Wishing you happy baking and sweeter days,
Lizzy




Coconut Peach Cobbler-
Recipe courtesy of Cuisine at home Issue No. 76

(Below I have made some modifications to the recipe that I found created a better result.)

For the Filling-
3 lb. ripe peaches, peeled,pitted, and sliced (6 cups) (3-4 medium peaches= 1lb)
2/3 cup sugar (always taste your peaches before adding sugar, I only added 1/3 c)
1 1/2 cups shredded sweetened coconut, divided
1 tsp ground ginger (I would say only add 1/2 tsp, I found the ginger a little overbearing)
1/2 tsp ground cardamom (This spice is not necessary but I always love cardamon and found it added a delicious flavor)
1 Tbsp cornstarch (The recipe did not call for cornstarch or flour but i found the filling to be extremely runny, the cornstarch and flour did the trick to thicken)
2 Tbsp flour
Juice of half a lemon (this is to prevent browning of the peaches)
2 Tbsp. unsalted butter

For the Biscuit Topping-
2 cups all purpose flour (I use unbleached all purpose flour)
2 tsp baking powder
1/2 tsp salt (I never add salt to my desserts. But if your palate likes that combination, go for it:0)
1/4 cup shortening or unsalted butter (I used Crisco Butter Flavor Shortening)
1/3 cup buttermilk ("Homemade" Buttermilk tip above)
1 tsp. coconut extract
1-2 Tbsp milk
Ice cream (optional)

Preheat oven to 400 degrees.

Toss peaches with sugar, 1/2 cup coconut, and ginger for the filling. Reserve 1 cup coconut for biscuit and topping. Place fruit in a 9-inch deep-dish pie plate or in a square baking dish. Dot with butter.

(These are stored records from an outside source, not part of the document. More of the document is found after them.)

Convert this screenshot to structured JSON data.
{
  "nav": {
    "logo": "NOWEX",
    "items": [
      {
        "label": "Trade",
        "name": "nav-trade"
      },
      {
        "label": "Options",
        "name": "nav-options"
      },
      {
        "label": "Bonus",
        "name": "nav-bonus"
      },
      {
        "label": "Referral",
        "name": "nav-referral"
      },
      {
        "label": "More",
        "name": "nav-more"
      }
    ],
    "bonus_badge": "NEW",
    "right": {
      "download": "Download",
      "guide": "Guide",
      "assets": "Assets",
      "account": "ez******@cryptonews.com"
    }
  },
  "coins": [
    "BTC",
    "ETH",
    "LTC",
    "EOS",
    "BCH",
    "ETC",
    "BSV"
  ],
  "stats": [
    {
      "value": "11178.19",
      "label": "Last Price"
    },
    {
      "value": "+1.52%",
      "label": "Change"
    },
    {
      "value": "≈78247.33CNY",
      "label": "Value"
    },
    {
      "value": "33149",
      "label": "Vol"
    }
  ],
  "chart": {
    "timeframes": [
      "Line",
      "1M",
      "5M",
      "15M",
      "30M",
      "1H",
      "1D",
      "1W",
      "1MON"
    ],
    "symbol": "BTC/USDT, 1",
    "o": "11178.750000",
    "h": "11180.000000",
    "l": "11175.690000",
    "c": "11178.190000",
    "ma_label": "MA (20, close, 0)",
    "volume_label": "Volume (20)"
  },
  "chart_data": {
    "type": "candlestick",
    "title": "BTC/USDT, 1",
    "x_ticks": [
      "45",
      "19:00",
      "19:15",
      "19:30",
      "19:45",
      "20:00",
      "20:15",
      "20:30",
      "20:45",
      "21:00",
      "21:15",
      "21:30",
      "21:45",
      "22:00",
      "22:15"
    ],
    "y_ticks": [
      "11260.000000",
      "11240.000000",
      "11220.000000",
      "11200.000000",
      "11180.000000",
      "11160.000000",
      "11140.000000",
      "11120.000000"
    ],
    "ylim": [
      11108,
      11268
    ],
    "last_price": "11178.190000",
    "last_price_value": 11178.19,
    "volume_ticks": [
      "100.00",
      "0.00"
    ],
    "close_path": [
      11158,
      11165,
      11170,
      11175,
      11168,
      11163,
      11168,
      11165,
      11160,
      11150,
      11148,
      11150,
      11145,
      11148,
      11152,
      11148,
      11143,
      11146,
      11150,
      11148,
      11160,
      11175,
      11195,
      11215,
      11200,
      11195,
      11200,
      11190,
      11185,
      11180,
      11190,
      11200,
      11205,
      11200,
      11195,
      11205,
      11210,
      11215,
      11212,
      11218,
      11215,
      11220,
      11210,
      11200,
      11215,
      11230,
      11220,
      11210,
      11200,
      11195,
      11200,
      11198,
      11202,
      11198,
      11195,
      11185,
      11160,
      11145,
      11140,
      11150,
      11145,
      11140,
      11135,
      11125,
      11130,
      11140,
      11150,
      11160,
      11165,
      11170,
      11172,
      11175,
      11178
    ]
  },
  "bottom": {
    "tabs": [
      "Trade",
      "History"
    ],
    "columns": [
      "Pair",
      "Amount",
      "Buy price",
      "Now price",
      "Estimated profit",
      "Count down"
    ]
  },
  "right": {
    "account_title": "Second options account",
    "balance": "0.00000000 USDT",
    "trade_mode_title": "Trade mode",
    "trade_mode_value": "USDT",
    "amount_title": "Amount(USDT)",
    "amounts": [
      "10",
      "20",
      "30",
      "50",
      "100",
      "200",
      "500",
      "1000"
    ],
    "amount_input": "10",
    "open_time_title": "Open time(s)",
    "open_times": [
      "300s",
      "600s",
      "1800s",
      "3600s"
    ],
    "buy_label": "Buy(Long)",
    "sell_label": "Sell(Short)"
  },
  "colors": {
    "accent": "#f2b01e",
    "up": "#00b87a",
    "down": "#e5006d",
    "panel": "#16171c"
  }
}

Combine flour, baking powder, and salt for the biscuit topping in a large bowl. Using a pastry blender (If you don't have a pastry blender, a fork will do the trick. Although, I highly recommend a pastry blender.) cut shortening into dry ingredients until mixture resembles small peas.

Stir in 1/2 cup of the remaining coconut, buttermilk, and coconut extract. (I had to add an extract 2 tablespoons of milk because my dough was too dry to knead. But gauge your mixture before adding or subtracting liquid.) Lightly knead mixture until all ingredients are incorporated.

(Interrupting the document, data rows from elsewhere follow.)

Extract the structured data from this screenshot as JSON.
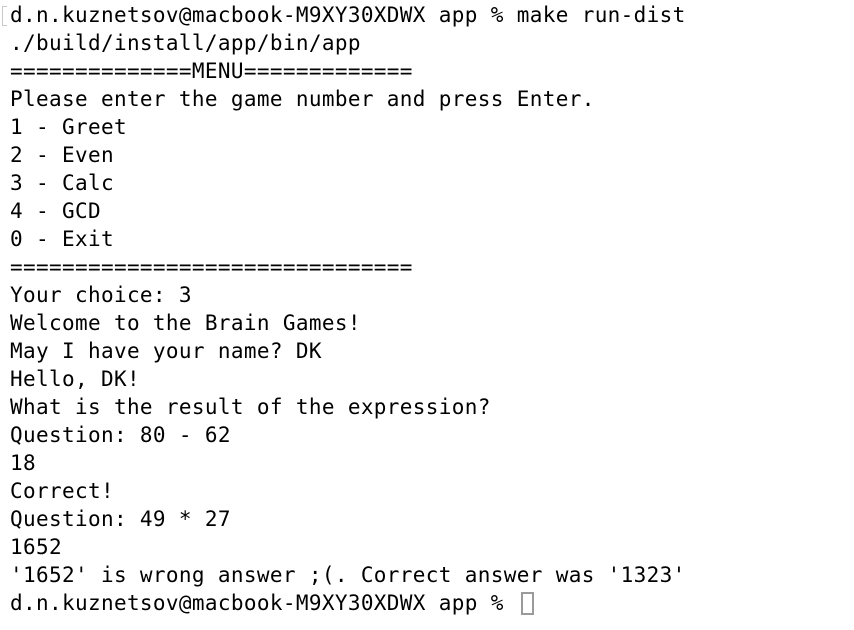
{
  "terminal": {
    "lines": [
      "d.n.kuznetsov@macbook-M9XY30XDWX app % make run-dist",
      "./build/install/app/bin/app",
      "==============MENU=============",
      "Please enter the game number and press Enter.",
      "1 - Greet",
      "2 - Even",
      "3 - Calc",
      "4 - GCD",
      "0 - Exit",
      "===============================",
      "Your choice: 3",
      "Welcome to the Brain Games!",
      "May I have your name? DK",
      "Hello, DK!",
      "What is the result of the expression?",
      "Question: 80 - 62",
      "18",
      "Correct!",
      "Question: 49 * 27",
      "1652",
      "'1652' is wrong answer ;(. Correct answer was '1323'"
    ],
    "prompt": "d.n.kuznetsov@macbook-M9XY30XDWX app % "
  }
}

Form dough into a ball; let rest for 5 minutes. On a lightly floured surface, roll dough into a circle about 8 inches in diameter and 1/2 inch thick. Carefully lay biscuit dough over peach filling; (I cut the excess dough off around the edge to make it prettier). Brush dough with milk. Scatter remaining 1/2 cup coconut over biscuit topping. (When baking keep an eye on the coconut on top, I noticed my was getting very dark. For convection ovens, you may need to cover for the first 10 mins, then uncover for the remaining.)

Bake cobbler until a toothpick inserted in the center of the biscuit topping comes out clean, about 30 mins. Cool 5-10 minutes. Serve with ice cream, if desired.